The tent flap was thrown open, letting in a blast of frigid air and a flurry of snow. Pavel Morozov stood there, his greatcoat dusted with white. The political officer’s face was sharp, impassive. He spotted Sineus and moved through the cots with a clean, deliberate purpose that did not belong in this place of messy suffering.
— Commander, — Morozov said. His voice was crisp, cutting through the low groans of the wounded.
Sineus met his gaze. He said nothing.
— Your travel papers. General Volkov is not a patient man. You are to report to his headquarters at once.

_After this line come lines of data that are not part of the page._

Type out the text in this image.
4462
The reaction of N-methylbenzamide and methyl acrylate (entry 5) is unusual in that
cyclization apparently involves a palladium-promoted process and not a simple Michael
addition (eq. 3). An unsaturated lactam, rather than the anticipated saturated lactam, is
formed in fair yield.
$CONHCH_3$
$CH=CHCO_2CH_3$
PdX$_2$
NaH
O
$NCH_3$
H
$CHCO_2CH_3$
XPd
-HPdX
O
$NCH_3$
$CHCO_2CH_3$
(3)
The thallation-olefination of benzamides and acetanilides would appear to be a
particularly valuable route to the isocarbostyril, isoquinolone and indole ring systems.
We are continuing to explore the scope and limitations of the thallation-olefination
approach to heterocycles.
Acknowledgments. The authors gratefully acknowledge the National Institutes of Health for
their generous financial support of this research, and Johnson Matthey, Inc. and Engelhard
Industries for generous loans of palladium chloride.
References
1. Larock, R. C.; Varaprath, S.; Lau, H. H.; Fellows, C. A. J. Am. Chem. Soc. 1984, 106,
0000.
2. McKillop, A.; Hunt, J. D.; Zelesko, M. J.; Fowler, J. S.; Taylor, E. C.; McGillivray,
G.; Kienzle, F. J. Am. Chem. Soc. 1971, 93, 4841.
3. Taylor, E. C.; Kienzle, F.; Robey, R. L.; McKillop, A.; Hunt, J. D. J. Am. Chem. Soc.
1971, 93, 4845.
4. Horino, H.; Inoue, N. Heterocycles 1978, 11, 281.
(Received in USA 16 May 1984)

He held out a sealed folder. The urgency of the summons had followed Sineus from the battlefield into the quiet despair of the hospital. It was a hook that had been set, and now the line was being pulled.
Sineus took the folder. He looked at Kulagin, then back at Morozov. He was a man caught between two loyalties: to the man beside him, and to the system that watched them both. He was being pulled from the front. Pulled away from his men, from the only war he understood.
The air smelled of canvas and damp wool. A single drop of water fell from the tent’s ceiling and landed on the back of his hand, cold as ice.